Thursday, April 17, 2003
Copyright © Las Vegas Review-Journal
County urges BLM to buy developer's land; agency balks
By FRANK GEARY
REVIEW-JOURNAL
Clark County officials said Wednesday the federal government should purchase developer Jim Rhodes' 2,400 acres near Red Rock Canyon, but the federal Bureau of Land Management isn't interested in the land.
The site has been mined since the late 1920s, and the scarred landscape would be more of a liability than an asset because of public safety concerns in the area, said Phil Guerrero, spokesman for the BLM in Southern Nevada.
"This land has been extensively disturbed. It's been ripped to shreds. ... There would be unknown and untold amounts of restoration and reclamation," Guerrero said. "If we were in a position to buy that property, what would the public interest be?"
County Commission members said the best way to permanently protect the land east of Red Rock Canyon National Conservation Area from dense development would be for the BLM to purchase it.

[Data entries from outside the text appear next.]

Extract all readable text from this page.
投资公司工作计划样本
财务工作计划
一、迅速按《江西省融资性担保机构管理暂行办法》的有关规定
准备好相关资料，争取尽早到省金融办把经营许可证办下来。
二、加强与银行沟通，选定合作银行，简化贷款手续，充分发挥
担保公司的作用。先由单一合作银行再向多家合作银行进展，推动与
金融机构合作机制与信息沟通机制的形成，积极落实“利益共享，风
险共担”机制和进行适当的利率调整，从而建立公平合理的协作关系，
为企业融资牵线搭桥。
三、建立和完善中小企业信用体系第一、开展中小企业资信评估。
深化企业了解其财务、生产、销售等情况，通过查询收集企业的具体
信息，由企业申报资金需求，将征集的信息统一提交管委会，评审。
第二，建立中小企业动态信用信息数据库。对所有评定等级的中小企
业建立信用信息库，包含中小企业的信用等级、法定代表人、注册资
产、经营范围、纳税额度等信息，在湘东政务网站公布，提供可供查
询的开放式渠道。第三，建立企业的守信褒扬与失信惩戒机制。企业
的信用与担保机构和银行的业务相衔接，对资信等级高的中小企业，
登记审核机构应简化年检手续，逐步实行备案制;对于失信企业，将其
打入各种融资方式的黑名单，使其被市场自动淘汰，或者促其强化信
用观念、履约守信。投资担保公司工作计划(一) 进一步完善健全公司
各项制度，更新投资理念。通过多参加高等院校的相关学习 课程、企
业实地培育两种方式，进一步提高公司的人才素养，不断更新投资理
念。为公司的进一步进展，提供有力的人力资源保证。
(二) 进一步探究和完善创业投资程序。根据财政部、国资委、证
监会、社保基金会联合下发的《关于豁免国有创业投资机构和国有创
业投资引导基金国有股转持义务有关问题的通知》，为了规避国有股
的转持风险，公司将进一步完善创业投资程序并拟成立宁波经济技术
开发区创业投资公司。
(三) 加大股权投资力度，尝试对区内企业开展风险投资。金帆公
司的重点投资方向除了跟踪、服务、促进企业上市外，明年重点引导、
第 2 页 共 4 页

Under the 1998 Southern Nevada Public Land Management Act, the BLM sells its surplus land in the valley to the highest bidder at auction. It then uses those funds to benefit parks and recreation, infrastructure development and schools.

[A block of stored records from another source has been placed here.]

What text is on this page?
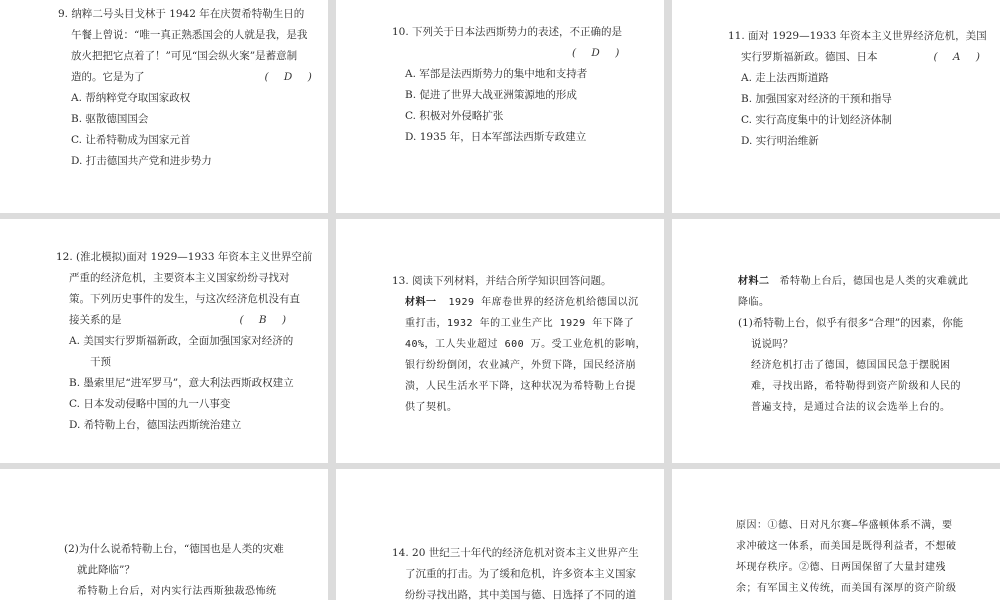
9. 纳粹二号头目戈林于 1942 年在庆贺希特勒生日的
午餐上曾说：“唯一真正熟悉国会的人就是我，是我
放火把把它点着了！”可见“国会纵火案”是蓄意制
造的。它是为了	( D )
A. 帮纳粹党夺取国家政权
B. 驱散德国国会
C. 让希特勒成为国家元首
D. 打击德国共产党和进步势力
10. 下列关于日本法西斯势力的表述，不正确的是
( D )
A. 军部是法西斯势力的集中地和支持者
B. 促进了世界大战亚洲策源地的形成
C. 积极对外侵略扩张
D. 1935 年，日本军部法西斯专政建立
11. 面对 1929—1933 年资本主义世界经济危机，美国
实行罗斯福新政。德国、日本	( A )
A. 走上法西斯道路
B. 加强国家对经济的干预和指导
C. 实行高度集中的计划经济体制
D. 实行明治维新
12. (淮北模拟)面对 1929—1933 年资本主义世界空前
严重的经济危机，主要资本主义国家纷纷寻找对
策。下列历史事件的发生，与这次经济危机没有直
接关系的是	( B )
A. 美国实行罗斯福新政，全面加强国家对经济的
干预
B. 墨索里尼“进军罗马”，意大利法西斯政权建立
C. 日本发动侵略中国的九一八事变
D. 希特勒上台，德国法西斯统治建立
13. 阅读下列材料，并结合所学知识回答问题。
材料一 1929 年席卷世界的经济危机给德国以沉
重打击，1932 年的工业生产比 1929 年下降了
40%，工人失业超过 600 万。受工业危机的影响，
银行纷纷倒闭，农业减产，外贸下降，国民经济崩
溃，人民生活水平下降，这种状况为希特勒上台提
供了契机。
材料二 希特勒上台后，德国也是人类的灾难就此
降临。
(1)希特勒上台，似乎有很多“合理”的因素，你能
说说吗？
经济危机打击了德国，德国国民急于摆脱困
难，寻找出路，希特勒得到资产阶级和人民的
普遍支持，是通过合法的议会选举上台的。
(2)为什么说希特勒上台，“德国也是人类的灾难
就此降临”？
希特勒上台后，对内实行法西斯独裁恐怖统
14. 20 世纪三十年代的经济危机对资本主义世界产生
了沉重的打击。为了缓和危机，许多资本主义国家
纷纷寻找出路，其中美国与德、日选择了不同的道
原因：①德、日对凡尔赛—华盛顿体系不满，要
求冲破这一体系，而美国是既得利益者，不想破
坏现存秩序。②德、日两国保留了大量封建残
余；有军国主义传统，而美国有深厚的资产阶级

Federal land management agencies in Nevada are seeking public comment through May 19 on how to spend $296 million collected from land sales in the valley. Another public land sale is scheduled for June 5.
County commissioners said Wednesday the federal government should spend those funds to acquire a stretch of land the public wants off-limits to developers.

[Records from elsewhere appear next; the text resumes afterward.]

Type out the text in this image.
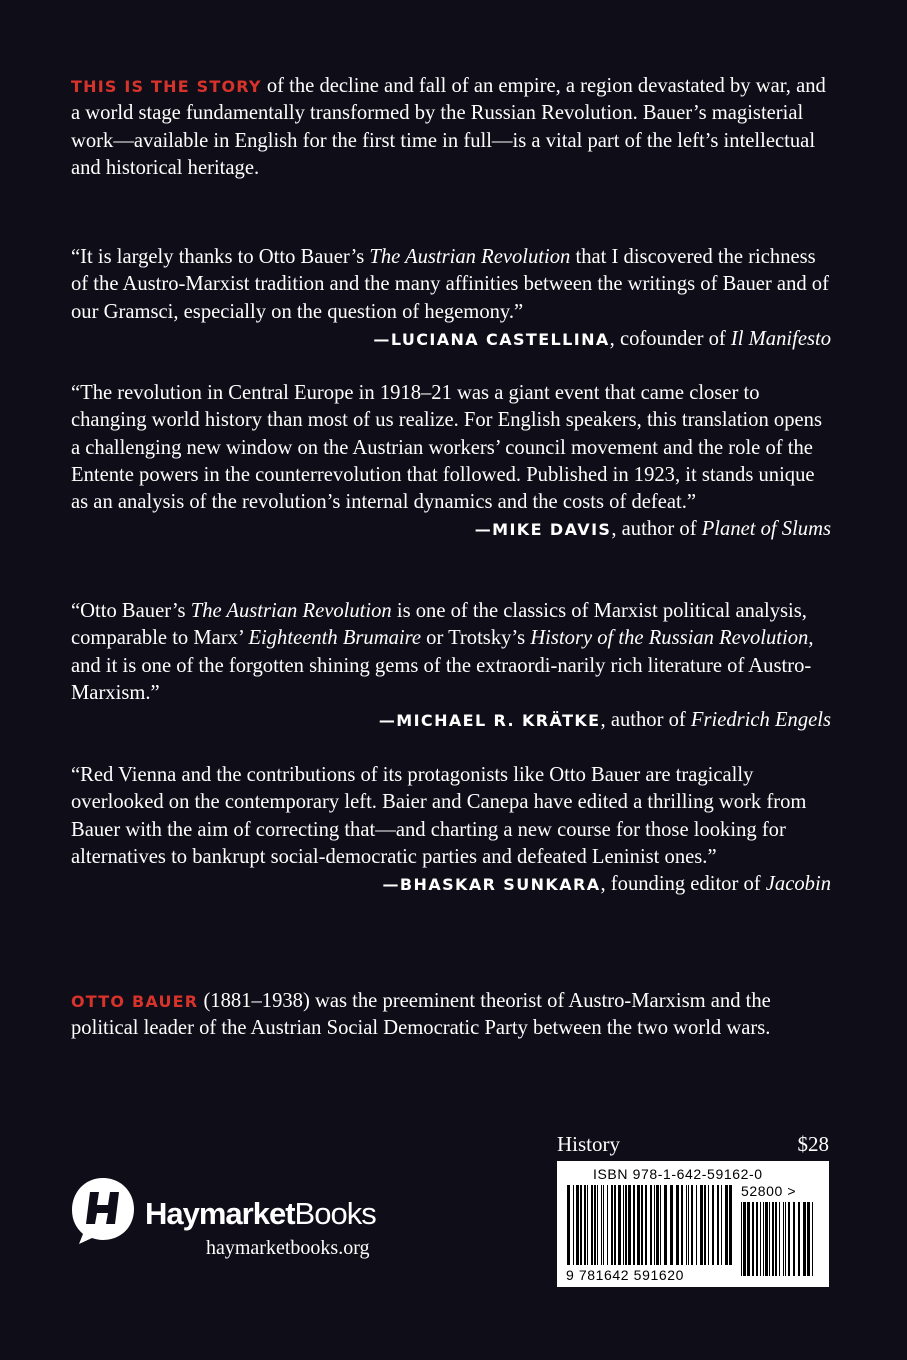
THIS IS THE STORY of the decline and fall of an empire, a region devastated by war, and a world stage fundamentally transformed by the Russian Revolution. Bauer’s magisterial work—available in English for the first time in full—is a vital part of the left’s intellectual and historical heritage.
“It is largely thanks to Otto Bauer’s The Austrian Revolution that I discovered the richness of the Austro-Marxist tradition and the many affinities between the writings of Bauer and of our Gramsci, especially on the question of hegemony.”
—LUCIANA CASTELLINA, cofounder of Il Manifesto
“The revolution in Central Europe in 1918–21 was a giant event that came closer to changing world history than most of us realize. For English speakers, this translation opens a challenging new window on the Austrian workers’ council movement and the role of the Entente powers in the counterrevolution that followed. Published in 1923, it stands unique as an analysis of the revolution’s internal dynamics and the costs of defeat.”
—MIKE DAVIS, author of Planet of Slums
“Otto Bauer’s The Austrian Revolution is one of the classics of Marxist political analysis, comparable to Marx’ Eighteenth Brumaire or Trotsky’s History of the Russian Revolution, and it is one of the forgotten shining gems of the extraordi-narily rich literature of Austro-Marxism.”
—MICHAEL R. KRÄTKE, author of Friedrich Engels
“Red Vienna and the contributions of its protagonists like Otto Bauer are tragically overlooked on the contemporary left. Baier and Canepa have edited a thrilling work from Bauer with the aim of correcting that—and charting a new course for those looking for alternatives to bankrupt social-democratic parties and defeated Leninist ones.”
—BHASKAR SUNKARA, founding editor of Jacobin
OTTO BAUER (1881–1938) was the preeminent theorist of Austro-Marxism and the political leader of the Austrian Social Democratic Party between the two world wars.
History	$28
ISBN 978-1-642-59162-0
52800 >
9 781642 591620
HaymarketBooks
haymarketbooks.org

"That is the ultimate situation, to get the land in federal government hands," Commissioner Bruce Woodbury said. "This is local property they (BLM) are selling to acquire this money, and it should be spent in ways the local citizenry thinks is important."
The comments came moments before the commission introduced an ordinance from Commissioner Mark James that would lock in rural zoning on Rhodes' land, allowing one home to be built on every two acres of land. The matter was scheduled for a May 21 public hearing.
Woodbury said he plans to place on the agenda for the commission's May 6 meeting a resolution urging the federal government to acquire the land that Rhodes purchased March 21 from James Hardie Gypsum for $50 million.